Par Enzo Leanni, avec Antoine Donnarieix
6 minutes

L’Espagne est entrée de la meilleure des manières dans cet Euro 2024 en pulvérisant la Croatie (3-0). Va-t-elle remettre ça ce jeudi contre l’Italie ? L’important est surtout de savoir quel sera le plan de jeu de Luis de la Fuente, puisque la Roja a étonnement laissé la possession aux Croates. Une évolution majeure dans un pays si attaché au contrôle et à la passe à dix.

Ça y est, l’Espagne a lâché son ballon !

Avant d’aborder la rencontre face à l’Italie, ce jeudi, Unai Simón est passé par la case conférence de presse où il était notamment question d’un débrief de la première journée maîtrisée contre la Croatie (3-0).
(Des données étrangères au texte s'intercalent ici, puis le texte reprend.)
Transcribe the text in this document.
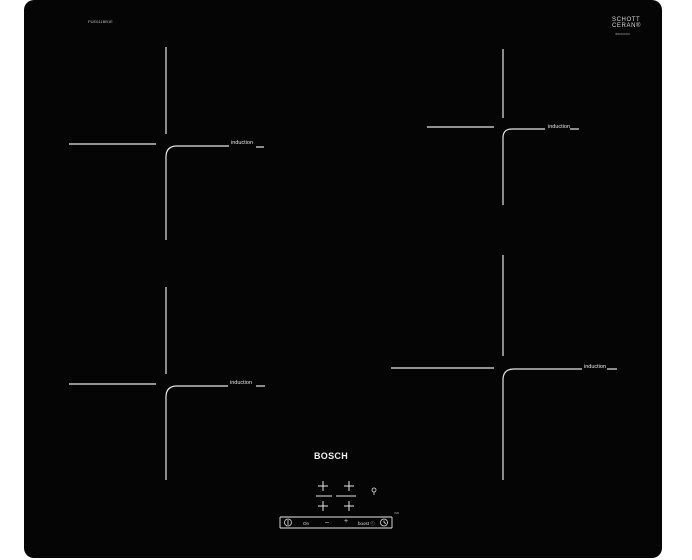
PUE611BB1E	SCHOTT
CERAN®
IBR000000
induction
induction
induction
induction
BOSCH
IND
On – + boost ⓒ
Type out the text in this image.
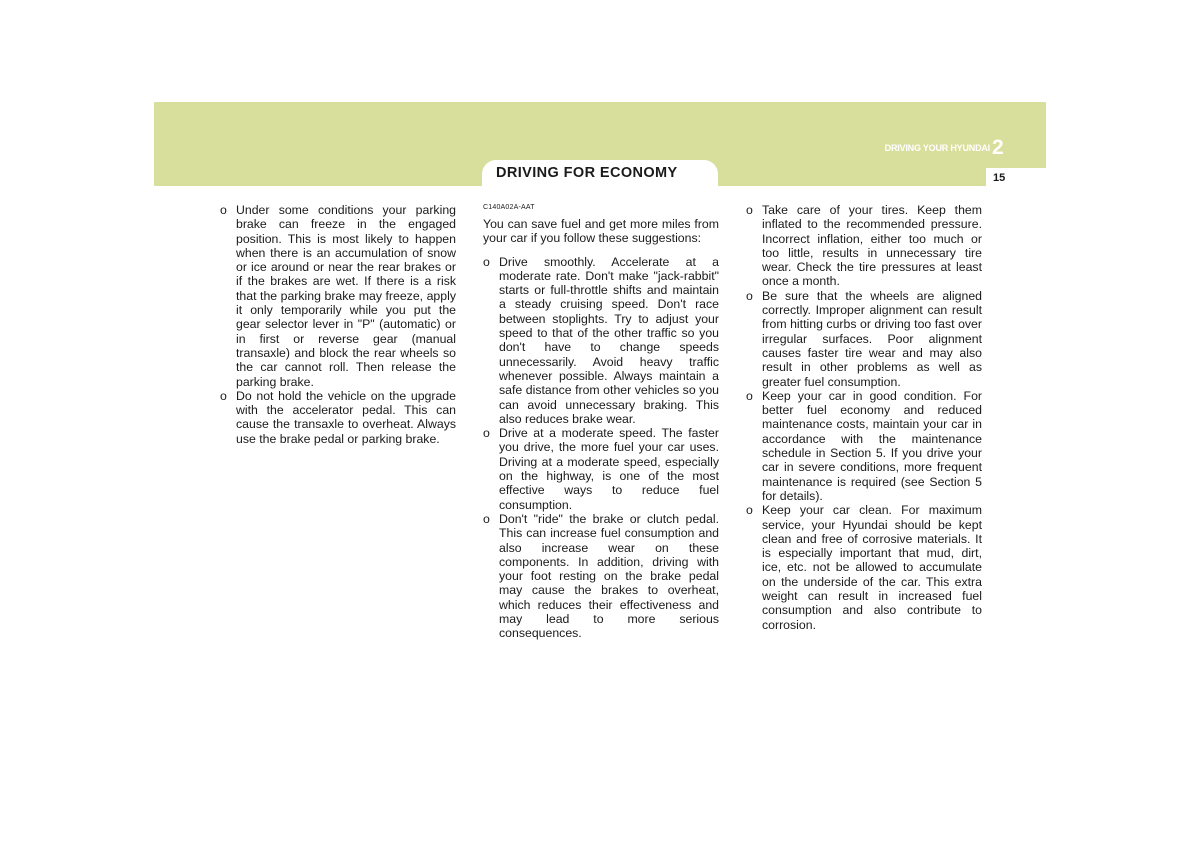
DRIVING YOUR HYUNDAI 2
15
DRIVING FOR ECONOMY

o Under some conditions your parking brake can freeze in the engaged position. This is most likely to happen when there is an accumulation of snow or ice around or near the rear brakes or if the brakes are wet. If there is a risk that the parking brake may freeze, apply it only temporarily while you put the gear selector lever in "P" (automatic) or in first or reverse gear (manual transaxle) and block the rear wheels so the car cannot roll. Then release the parking brake.

o Do not hold the vehicle on the upgrade with the accelerator pedal. This can cause the transaxle to overheat. Always use the brake pedal or parking brake.

C140A02A-AAT

You can save fuel and get more miles from your car if you follow these suggestions:

o Drive smoothly. Accelerate at a moderate rate. Don't make "jack-rabbit" starts or full-throttle shifts and maintain a steady cruising speed. Don't race between stoplights. Try to adjust your speed to that of the other traffic so you don't have to change speeds unnecessarily. Avoid heavy traffic whenever possible. Always maintain a safe distance from other vehicles so you can avoid unnecessary braking. This also reduces brake wear.

o Drive at a moderate speed. The faster you drive, the more fuel your car uses. Driving at a moderate speed, especially on the highway, is one of the most effective ways to reduce fuel consumption.

o Don't "ride" the brake or clutch pedal. This can increase fuel consumption and also increase wear on these components. In addition, driving with your foot resting on the brake pedal may cause the brakes to overheat, which reduces their effectiveness and may lead to more serious consequences.

o Take care of your tires. Keep them inflated to the recommended pressure. Incorrect inflation, either too much or too little, results in unnecessary tire wear. Check the tire pressures at least once a month.

o Be sure that the wheels are aligned correctly. Improper alignment can result from hitting curbs or driving too fast over irregular surfaces. Poor alignment causes faster tire wear and may also result in other problems as well as greater fuel consumption.

o Keep your car in good condition. For better fuel economy and reduced maintenance costs, maintain your car in accordance with the maintenance schedule in Section 5. If you drive your car in severe conditions, more frequent maintenance is required (see Section 5 for details).

o Keep your car clean. For maximum service, your Hyundai should be kept clean and free of corrosive materials. It is especially important that mud, dirt, ice, etc. not be allowed to accumulate on the underside of the car. This extra weight can result in increased fuel consumption and also contribute to corrosion.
Le gardien a été interrogé sur une statistique qui alimente les débats en Espagne : pour la première fois depuis la finale de l’Euro 2008, soit 137 rencontres en compétition officielle, la Roja a laissé la possession à son adversaire (46 % contre 54 %). « On n’aura pas toujours la possession, on n’aura pas toujours plus de contrôle du ballon que l’adversaire, mais il s’agit de gagner les matchs, avec 5 % de possession ou avec 95 », a analysé le portier de l’Athletic Club, marquant ainsi une véritable rupture dans l’histoire récente du football ibérique marquée par des séquences interminables de passes, pour le meilleur et pour le pire.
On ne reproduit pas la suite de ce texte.